The most common belief is that Nebbiolo’s name came from “nebbia”, or “little fog”, as the grape berries have a thick bloom coating them, like a fog. Other people would argue that the term comes from the fog that covers the hills of Piedmont when Nebbiolo is harvested. Either one helps you imagine the grapes on the vine.
In the glass, Nebbiolo is a grape of extremes—high in acid, alcohol and most of all, a tannic grip which juxtaposes its appearance. Nebbiolo tends to be fairly translucent and a shade garnet even in its youth. The classic tasting note one hears about Nebbiolo is “tar and roses”, but it has an outstanding ability to reveal layer after layer of flavor in the glass including cherry, violet, licorice and red plum.
Depending on the winemaking, there may be flavors imparted by new oak such as vanilla or allspice. For a long time, the tradition was to allow the wine to macerate on its skins for months at a time then to age it in large botti.
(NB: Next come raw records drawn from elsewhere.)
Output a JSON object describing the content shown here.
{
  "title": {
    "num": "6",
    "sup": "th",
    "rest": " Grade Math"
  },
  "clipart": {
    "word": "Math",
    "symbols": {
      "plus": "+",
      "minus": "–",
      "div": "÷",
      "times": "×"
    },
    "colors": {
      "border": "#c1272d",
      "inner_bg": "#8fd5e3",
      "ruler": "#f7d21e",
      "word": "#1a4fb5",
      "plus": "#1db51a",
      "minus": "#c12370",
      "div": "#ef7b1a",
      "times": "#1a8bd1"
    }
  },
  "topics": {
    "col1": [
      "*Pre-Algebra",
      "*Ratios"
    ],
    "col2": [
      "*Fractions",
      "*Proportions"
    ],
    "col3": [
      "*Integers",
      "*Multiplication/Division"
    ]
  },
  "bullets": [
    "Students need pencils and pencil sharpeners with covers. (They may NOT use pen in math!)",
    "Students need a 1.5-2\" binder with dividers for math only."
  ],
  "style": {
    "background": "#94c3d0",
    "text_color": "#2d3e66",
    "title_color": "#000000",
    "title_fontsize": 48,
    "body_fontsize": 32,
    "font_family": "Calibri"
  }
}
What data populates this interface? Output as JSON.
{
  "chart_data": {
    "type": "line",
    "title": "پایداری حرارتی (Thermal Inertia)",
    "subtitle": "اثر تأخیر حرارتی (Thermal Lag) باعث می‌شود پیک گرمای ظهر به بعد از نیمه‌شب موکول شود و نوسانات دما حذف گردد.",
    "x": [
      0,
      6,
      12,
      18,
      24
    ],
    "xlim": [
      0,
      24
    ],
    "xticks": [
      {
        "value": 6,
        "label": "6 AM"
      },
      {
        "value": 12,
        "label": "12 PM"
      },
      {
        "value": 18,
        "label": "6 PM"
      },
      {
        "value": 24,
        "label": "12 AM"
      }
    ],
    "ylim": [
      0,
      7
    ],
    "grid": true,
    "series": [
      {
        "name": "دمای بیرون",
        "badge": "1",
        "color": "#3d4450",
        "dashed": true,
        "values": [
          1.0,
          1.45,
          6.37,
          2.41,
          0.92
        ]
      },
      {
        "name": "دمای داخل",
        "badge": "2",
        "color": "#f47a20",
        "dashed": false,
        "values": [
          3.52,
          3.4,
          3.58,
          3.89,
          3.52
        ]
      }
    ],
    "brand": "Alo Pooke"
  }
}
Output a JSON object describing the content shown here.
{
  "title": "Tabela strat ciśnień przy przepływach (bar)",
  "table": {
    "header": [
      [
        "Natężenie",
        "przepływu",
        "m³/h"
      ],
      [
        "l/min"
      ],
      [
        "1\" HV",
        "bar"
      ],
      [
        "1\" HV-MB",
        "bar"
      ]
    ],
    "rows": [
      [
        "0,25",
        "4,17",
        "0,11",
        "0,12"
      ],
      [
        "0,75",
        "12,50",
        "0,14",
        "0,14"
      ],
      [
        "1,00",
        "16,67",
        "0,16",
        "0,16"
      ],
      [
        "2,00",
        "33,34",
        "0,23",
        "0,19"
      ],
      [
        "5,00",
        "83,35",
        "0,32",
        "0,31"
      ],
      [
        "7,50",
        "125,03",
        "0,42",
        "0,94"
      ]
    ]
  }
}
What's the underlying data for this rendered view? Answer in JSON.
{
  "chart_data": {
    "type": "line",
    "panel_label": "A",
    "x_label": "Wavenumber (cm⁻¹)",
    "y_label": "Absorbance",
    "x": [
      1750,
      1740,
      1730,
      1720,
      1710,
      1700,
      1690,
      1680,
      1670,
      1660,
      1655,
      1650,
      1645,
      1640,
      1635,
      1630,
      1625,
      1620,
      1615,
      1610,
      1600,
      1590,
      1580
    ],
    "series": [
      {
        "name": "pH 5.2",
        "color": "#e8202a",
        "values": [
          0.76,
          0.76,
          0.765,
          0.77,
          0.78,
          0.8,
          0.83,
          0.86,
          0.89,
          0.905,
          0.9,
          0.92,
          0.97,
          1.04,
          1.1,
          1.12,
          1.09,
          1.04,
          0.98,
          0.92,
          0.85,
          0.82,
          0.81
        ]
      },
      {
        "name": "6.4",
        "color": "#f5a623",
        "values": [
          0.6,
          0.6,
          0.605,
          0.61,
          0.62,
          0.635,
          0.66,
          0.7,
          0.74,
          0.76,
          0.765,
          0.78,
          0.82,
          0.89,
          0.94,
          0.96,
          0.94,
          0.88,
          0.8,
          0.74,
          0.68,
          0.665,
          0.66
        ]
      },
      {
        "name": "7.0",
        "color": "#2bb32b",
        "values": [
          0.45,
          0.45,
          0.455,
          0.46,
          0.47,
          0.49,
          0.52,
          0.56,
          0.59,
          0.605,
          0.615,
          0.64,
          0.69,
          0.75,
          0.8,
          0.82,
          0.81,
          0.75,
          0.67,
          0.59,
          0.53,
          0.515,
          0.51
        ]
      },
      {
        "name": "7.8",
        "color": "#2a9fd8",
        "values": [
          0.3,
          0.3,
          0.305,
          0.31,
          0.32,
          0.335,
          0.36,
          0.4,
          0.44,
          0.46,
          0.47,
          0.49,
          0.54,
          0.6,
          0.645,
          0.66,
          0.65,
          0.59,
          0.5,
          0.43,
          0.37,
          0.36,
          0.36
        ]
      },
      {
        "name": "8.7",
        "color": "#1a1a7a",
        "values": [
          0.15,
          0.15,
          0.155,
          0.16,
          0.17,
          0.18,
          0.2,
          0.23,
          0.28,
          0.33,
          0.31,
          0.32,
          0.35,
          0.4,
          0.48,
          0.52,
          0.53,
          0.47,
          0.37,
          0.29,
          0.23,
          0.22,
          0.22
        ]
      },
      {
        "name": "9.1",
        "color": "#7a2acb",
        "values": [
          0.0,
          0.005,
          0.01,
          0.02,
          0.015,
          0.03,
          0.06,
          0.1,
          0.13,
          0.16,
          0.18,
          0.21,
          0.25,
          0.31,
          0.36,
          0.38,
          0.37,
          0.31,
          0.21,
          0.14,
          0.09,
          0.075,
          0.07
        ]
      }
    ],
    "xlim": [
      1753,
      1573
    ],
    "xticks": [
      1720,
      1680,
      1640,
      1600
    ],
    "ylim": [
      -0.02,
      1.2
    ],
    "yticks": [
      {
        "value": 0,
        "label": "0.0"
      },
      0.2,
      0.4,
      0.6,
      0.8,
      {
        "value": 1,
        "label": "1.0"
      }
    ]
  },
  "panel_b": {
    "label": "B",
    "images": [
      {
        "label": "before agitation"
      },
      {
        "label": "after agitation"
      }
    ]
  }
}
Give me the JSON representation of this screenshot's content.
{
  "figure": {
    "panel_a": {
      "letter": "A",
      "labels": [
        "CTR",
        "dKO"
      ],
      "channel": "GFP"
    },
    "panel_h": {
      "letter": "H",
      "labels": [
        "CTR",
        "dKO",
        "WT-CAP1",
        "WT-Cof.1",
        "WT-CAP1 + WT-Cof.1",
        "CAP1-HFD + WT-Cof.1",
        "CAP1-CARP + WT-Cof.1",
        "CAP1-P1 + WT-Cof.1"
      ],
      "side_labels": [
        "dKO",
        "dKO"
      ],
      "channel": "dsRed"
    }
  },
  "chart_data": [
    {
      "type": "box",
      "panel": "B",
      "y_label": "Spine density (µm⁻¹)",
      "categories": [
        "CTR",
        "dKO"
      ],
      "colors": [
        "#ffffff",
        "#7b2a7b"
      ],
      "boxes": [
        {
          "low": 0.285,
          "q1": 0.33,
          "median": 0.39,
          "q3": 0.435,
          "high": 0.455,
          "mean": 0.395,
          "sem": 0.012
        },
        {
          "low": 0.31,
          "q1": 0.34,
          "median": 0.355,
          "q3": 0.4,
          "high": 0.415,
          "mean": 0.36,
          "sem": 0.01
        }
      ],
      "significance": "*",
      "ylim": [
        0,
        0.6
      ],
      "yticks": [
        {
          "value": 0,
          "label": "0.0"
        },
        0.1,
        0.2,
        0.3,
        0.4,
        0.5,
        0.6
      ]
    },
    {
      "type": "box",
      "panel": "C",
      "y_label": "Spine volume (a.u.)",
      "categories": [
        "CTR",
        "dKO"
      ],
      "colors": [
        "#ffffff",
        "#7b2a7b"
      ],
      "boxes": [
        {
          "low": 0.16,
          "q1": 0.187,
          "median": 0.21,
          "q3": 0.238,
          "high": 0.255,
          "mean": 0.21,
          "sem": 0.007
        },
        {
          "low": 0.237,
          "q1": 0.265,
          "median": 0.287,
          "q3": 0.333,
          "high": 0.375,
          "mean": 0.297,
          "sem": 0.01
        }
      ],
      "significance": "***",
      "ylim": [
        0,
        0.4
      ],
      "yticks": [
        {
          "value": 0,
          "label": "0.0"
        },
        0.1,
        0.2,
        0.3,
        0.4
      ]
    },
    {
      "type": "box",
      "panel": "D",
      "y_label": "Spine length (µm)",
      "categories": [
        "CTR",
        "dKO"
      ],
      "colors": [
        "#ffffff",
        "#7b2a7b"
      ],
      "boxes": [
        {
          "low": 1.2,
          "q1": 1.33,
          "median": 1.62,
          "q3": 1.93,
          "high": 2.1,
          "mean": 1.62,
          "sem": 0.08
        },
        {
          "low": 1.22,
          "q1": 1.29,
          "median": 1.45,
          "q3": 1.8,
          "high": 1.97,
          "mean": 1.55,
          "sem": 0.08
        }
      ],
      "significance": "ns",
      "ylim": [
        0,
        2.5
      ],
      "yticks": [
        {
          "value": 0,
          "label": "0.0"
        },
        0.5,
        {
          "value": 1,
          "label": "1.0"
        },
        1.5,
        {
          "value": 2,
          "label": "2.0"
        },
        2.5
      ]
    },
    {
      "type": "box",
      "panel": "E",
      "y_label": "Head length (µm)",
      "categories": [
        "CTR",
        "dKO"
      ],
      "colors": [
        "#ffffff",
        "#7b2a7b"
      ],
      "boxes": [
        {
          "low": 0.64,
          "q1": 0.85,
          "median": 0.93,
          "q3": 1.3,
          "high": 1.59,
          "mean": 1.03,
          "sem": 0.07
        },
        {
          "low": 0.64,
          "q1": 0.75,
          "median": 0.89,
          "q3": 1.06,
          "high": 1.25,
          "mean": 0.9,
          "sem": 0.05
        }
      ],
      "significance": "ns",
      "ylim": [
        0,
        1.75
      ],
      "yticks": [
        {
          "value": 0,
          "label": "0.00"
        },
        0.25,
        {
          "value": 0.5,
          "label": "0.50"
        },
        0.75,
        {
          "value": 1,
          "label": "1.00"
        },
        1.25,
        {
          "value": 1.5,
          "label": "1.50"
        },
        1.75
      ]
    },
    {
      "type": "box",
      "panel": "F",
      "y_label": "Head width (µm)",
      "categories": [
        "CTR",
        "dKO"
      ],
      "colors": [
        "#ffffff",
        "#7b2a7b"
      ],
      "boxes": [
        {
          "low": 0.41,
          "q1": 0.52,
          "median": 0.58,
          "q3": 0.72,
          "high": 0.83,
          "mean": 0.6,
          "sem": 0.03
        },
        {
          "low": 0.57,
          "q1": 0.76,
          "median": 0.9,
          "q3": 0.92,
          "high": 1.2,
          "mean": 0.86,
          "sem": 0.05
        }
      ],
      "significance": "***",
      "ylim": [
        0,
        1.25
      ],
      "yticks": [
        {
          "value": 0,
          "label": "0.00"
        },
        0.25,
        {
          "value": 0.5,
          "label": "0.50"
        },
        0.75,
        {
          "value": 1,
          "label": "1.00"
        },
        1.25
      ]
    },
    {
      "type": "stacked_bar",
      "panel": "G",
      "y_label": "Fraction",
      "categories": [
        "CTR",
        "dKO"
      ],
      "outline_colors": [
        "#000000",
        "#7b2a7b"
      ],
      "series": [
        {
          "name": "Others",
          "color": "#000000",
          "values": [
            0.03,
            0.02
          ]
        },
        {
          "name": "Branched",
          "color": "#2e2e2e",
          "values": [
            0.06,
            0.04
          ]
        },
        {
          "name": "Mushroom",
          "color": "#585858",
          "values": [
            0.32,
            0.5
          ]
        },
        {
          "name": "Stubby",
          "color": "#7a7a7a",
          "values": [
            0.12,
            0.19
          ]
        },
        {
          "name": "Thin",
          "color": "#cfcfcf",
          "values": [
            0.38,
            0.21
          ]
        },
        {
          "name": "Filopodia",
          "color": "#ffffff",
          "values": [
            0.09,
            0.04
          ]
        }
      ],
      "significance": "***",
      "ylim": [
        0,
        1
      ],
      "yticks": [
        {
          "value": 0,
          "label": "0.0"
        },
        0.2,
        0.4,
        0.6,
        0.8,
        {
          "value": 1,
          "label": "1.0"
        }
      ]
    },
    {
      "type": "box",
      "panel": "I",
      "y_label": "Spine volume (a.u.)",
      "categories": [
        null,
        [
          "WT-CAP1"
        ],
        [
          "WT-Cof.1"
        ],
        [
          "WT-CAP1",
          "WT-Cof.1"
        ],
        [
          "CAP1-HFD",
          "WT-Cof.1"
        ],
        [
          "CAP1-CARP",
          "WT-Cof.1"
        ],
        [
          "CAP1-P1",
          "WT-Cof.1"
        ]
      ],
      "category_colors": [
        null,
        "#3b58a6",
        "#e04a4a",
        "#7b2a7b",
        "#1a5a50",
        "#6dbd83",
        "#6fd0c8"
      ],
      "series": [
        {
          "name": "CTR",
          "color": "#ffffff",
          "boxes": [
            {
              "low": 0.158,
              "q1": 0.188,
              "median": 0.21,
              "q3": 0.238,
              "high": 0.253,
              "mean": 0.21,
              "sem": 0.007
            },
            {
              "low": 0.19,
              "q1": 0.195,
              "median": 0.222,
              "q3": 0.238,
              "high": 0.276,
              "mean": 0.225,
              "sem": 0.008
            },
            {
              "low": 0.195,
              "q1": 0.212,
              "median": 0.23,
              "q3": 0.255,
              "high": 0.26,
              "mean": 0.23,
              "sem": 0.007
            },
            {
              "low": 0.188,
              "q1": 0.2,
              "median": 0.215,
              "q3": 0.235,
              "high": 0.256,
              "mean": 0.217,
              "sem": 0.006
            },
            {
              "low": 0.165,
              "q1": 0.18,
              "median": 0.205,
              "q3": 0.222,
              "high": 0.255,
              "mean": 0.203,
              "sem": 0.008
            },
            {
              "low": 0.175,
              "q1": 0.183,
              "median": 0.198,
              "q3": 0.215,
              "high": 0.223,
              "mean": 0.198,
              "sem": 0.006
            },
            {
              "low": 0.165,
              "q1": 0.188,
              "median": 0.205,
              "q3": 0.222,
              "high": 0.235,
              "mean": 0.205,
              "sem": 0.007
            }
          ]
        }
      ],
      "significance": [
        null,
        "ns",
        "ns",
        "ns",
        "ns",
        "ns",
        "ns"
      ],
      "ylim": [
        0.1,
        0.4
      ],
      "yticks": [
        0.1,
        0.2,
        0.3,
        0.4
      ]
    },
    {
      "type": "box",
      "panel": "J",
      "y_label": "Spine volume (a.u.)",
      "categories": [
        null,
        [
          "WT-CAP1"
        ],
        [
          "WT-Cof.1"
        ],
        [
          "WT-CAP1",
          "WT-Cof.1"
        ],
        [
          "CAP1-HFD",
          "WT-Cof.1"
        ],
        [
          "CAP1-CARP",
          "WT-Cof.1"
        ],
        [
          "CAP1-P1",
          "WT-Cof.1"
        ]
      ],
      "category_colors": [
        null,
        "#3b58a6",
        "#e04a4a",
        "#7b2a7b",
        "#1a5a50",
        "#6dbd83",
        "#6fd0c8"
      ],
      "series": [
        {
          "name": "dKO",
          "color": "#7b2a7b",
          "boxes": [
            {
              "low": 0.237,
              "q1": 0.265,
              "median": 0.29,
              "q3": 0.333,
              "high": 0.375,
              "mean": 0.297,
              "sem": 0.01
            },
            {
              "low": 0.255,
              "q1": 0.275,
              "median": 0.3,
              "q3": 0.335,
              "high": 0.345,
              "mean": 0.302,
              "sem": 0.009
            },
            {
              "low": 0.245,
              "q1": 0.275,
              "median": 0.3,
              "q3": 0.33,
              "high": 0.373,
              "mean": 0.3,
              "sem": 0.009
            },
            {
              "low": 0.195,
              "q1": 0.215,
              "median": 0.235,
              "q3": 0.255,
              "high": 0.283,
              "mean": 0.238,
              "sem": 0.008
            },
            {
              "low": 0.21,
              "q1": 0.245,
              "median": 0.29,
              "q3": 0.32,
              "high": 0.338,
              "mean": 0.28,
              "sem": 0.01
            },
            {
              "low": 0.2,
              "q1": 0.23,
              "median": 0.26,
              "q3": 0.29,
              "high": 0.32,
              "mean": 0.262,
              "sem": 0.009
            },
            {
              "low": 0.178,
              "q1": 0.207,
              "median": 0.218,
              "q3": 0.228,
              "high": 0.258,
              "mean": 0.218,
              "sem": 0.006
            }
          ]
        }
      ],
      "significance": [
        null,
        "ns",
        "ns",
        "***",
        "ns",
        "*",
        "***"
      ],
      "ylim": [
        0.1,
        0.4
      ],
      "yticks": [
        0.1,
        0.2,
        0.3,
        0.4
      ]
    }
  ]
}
However, in the late 1970s, led by Elio Altare and Angelo Gaja, modern-minded winemakers took to new oak. Now, you will find traditional producers whose wines require longer aging and will show no oak, as well as the new school producers and ones whose wines toe the line between the two.
Nebbiolo is grown in much of the Piedmont, particularly the Langhe, where some of the most sought-after wines come from Barolo, which is heralded as the “the wine of kings, the king of wines”. Barolo is typically the most structured and tannic, requiring the longest aging. The queen to Barolo’s king is the neighboring Barbaresco region, which will be similar to Barolo but with a softer and riper fruit profile.
Elsewhere in Italy, Nebbiolo can be found in Lombardy, particularly in Valtellina, where it is called chiavennasca. The wines will be lighter in nature than those of the Piedmont, but producers such as Ar Pe Pe are particularly successful.
Elsewhere in the world, Nebbiolo has resisted putting down roots. In the United States there are small amounts in California and Washington. Interestingly, Mexican producer has L.A. Cetto has been successful with the grape. Australia has also had a growing interest in the grape, where it is showing best in cooler growing regions.
Nebbiolo has been compared to Pinot Noir, as a grape showing nuances of its terroir. Line up a few different ones and taste the difference for yourself.